Thursday, October 14, 2010

If the NBN is the solution, what is the problem?

I suggest three problems the NBN addresses:
1. High per Gb prices, compared to overseas
2. Capped Gb per month, compared to overseas
3. Price per month measured taking incomes and currency into account (ie affordability)

Also, I sent Minister of Broadband a note referring to my poster on the NBN

Senator Stephen Conroy,
Minister for Broadband, Communications and the Digital Economy
re: How to sell the sizzle of the NBN? .... to non technical Australians....

Dear Sir,

I recently produced this poster for the Melb Uni, IBES (Institute for a Broadband enabled Society) on how to portray the benefits of the NBN in a way that, I believe, is more appropriate (and more oriented) to consumers. The focus of NBN discussion on $43 billion and headline speed (100Mbps, 1Gbps) are all well and good for techies and IT professionals, but don't speak to the needs of more ordinary Australians, such as retirees who use broadband mainly for email, working mothers who manage a household budget, and other non-technical people. The NBN also needs to be sold to (well informed) non-technical people, but with language more in keeping with their interests and concerns. The poster provides a sample of three ordinary Australian and how the NBN will be better value for them.

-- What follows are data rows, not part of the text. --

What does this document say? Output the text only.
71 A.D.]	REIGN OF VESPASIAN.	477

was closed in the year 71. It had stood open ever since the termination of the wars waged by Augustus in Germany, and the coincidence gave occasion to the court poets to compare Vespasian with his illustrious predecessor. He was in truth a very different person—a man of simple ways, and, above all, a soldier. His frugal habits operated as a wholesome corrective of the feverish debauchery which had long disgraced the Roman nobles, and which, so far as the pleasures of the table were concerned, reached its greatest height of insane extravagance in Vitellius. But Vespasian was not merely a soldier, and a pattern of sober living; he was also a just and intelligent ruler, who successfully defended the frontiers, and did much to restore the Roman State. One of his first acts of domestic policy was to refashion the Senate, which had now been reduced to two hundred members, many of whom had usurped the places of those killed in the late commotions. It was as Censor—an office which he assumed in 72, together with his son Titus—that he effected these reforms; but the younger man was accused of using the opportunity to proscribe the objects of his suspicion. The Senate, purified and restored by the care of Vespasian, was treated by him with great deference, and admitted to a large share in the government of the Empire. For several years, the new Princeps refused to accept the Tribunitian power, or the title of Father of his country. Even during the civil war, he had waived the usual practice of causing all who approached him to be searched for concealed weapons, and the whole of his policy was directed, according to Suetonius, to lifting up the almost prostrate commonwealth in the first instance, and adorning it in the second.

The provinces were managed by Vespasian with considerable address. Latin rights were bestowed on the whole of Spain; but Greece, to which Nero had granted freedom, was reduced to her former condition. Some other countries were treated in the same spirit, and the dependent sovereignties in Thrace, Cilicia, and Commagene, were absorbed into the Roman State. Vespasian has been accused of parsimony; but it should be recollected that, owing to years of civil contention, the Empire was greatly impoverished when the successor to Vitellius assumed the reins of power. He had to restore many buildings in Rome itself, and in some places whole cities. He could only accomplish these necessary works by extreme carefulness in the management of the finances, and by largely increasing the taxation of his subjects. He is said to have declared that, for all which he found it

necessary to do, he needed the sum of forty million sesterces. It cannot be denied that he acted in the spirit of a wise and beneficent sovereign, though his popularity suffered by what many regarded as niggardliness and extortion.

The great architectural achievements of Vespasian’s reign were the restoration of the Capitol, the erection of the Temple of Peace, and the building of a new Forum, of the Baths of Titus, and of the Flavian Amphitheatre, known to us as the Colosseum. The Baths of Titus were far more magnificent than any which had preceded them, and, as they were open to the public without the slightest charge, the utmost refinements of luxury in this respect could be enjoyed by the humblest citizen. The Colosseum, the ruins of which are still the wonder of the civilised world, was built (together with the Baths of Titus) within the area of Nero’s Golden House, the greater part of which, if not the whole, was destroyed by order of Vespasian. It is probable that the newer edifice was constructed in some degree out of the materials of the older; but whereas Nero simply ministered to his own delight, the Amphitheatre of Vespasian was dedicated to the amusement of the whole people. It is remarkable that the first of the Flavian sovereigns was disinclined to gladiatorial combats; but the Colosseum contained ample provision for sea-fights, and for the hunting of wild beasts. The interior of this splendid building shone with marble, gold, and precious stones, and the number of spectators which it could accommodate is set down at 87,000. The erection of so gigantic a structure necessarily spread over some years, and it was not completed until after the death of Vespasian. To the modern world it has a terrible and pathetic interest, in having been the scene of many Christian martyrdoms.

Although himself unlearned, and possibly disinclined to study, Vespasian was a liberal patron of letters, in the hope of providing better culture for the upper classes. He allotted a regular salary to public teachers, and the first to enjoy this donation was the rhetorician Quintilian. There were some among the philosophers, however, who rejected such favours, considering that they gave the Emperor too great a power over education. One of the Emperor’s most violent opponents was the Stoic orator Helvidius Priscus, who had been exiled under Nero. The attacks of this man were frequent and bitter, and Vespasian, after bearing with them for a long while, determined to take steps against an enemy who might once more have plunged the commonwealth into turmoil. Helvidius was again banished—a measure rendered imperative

NBN: faster, simpler, cheaper broadband.
Get more…. Do more… on the NBN.

Poster Summary
Why do consumers adopt new technology? What holds them back? How much will they pay? Past innovation theory focuses on early and later adopters, the young and high income earners (Rogers 2003). Value theory suggests consumer goals drive consumer choices (Woodruff 1997). Co-construction of value (Vargo and Lusch 2008) is a new perspective suggesting consumer value drives successful innovation (Kim and Mauborgne 2005). Innovation succeeds when it creates consumer and shareholder value. Innovation fails when it fails to create value.

To sell the sizzle of the NBN, we need to talk about how the NBN creates value for consumers. The focus should become how the NBN is cheaper ($ per GB), faster, and ideally simpler in pricing, choice, and usage. We should forget the $43 billion headline price, and 1 Gbps headline speed and talk in terms consumers understand: price per month.

Poster Image at: here(9Mb)

Blogpost on my PhD blog here.

I am researching how consumers understand value in a new technology, looking at 3G mobile phones.

The focus I recommend for the NBN (price per month) is difficult while the NBN is providing a wholesale only service, but focus could be made on the current Tasmanian NBN retail offerings, especially where they are priced lower than current ADSL2+ pricing. I have a blogpost on this comparison too, I call NBN ValueWatch here .

Kind regards
Richard Ferrers
Innovation and Value analyst
University of Qld


Anonymous said...

NBN solves three problems:
* bandwidth caps. FTTH = more Gb. Maybe up to 2000Gb per NBN Co CEO per month.
* higher price per Gb than overseas. NBN = Cheap per Gb.
* Current bills for voice and data. NBN = voice as a data service. Pay once for data, calls are virtually no data, so nearly free.